MARIAZELL, Austria — Salzburg Archbishop Franz Lackner, 63, is the new president of the Austrian bishops’ conference, succeeding Vienna Cardinal Christoph Schonborn, 75, who held the office for 22 years.

Archbishop Lackner grew up on a small farm in Styria, a state in southern Austria, reported the German Catholic news agency KNA. After leaving school, he started an apprenticeship as an electrician.

His decision to become a priest evolved in Cyprus, where in 1978-79 he served as a soldier with Austrian troops supporting the United Nations.

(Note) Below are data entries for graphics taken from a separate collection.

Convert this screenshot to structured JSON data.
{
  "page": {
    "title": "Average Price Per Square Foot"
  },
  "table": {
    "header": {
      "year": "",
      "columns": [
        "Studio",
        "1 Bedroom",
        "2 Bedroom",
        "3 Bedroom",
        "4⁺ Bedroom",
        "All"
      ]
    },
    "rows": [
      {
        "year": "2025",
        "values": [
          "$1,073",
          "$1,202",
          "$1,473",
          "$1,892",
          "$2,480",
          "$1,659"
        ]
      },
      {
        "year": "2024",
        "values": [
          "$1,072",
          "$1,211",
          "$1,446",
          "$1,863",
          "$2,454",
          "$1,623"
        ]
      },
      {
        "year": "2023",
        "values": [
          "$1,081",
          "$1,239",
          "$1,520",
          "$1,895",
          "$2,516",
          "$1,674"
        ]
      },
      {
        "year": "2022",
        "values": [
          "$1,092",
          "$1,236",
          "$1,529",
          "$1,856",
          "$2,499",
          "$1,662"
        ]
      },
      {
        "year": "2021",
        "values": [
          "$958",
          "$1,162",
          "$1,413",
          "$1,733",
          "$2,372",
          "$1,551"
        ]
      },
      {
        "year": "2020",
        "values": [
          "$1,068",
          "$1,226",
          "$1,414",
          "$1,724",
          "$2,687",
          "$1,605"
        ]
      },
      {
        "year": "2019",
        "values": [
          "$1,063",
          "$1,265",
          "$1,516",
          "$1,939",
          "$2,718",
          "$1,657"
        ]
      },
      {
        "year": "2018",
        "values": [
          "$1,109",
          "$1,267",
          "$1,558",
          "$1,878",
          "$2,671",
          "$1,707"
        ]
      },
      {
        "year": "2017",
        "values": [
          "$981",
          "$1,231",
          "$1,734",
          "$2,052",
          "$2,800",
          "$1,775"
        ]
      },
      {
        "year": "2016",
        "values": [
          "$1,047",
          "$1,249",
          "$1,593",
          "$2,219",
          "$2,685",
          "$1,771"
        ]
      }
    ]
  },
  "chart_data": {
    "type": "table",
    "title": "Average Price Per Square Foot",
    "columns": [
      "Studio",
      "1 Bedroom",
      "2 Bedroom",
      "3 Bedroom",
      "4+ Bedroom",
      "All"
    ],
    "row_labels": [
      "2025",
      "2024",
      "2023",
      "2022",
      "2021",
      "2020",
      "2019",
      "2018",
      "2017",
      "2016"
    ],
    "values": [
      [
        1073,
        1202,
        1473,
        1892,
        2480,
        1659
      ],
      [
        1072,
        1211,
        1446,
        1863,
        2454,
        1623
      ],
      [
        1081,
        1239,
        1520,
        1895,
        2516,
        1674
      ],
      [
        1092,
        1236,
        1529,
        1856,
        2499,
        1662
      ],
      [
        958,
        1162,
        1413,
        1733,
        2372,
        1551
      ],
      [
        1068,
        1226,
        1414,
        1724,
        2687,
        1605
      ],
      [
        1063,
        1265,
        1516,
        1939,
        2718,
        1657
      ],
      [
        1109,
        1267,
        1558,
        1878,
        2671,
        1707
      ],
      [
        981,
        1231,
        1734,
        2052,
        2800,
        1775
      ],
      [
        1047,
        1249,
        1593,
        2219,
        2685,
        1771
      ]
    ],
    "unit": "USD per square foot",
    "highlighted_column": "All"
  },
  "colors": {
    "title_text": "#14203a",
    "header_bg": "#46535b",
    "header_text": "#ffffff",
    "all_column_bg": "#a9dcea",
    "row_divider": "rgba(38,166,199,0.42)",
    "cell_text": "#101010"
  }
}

He entered the Franciscan order in 1984 and took the religious name Franz, or Francis. He was ordained a priest in 1991. After studying theology and philosophy in Vienna and Rome, he taught metaphysics in Rome.

In 1999, he became superior of the Franciscan province of Vienna. He taught philosophy at the pontifical university in Heiligenkreuz.

In 2002, he was appointed auxiliary bishop in the Diocese of Graz-Seckau. In November 2013, he was named archbishop of Salzburg.

He has been deputy president of the Austrian bishops’ conference since 2015.

The conference consists of 15 members, including nine diocesan bishops. About 5 million Catholics live in Austria, making up about 55% of the population.

Cardinal Schonborn took over as president of the bishops’ conference as the country was still reeling from the 1995 resignation of Vienna Cardinal Hans Hermann Groer, who was accused of having sexually abused minors. A 2004 sex scandal at a Catholic seminary added to his difficulties.

But many have given Cardinal Schonborn high marks for guiding a difficult dialogue with dissident groups and disaffected Catholics in the country. He worked with organized dissent from clergy and laity seeking church reforms, including admitting women to the priesthood.

In August 2001, Cardinal Schonborn said the ongoing discussions between Austria’s laity and church officials was a sign of diversity in the Catholic Church and not an indication of serious tensions.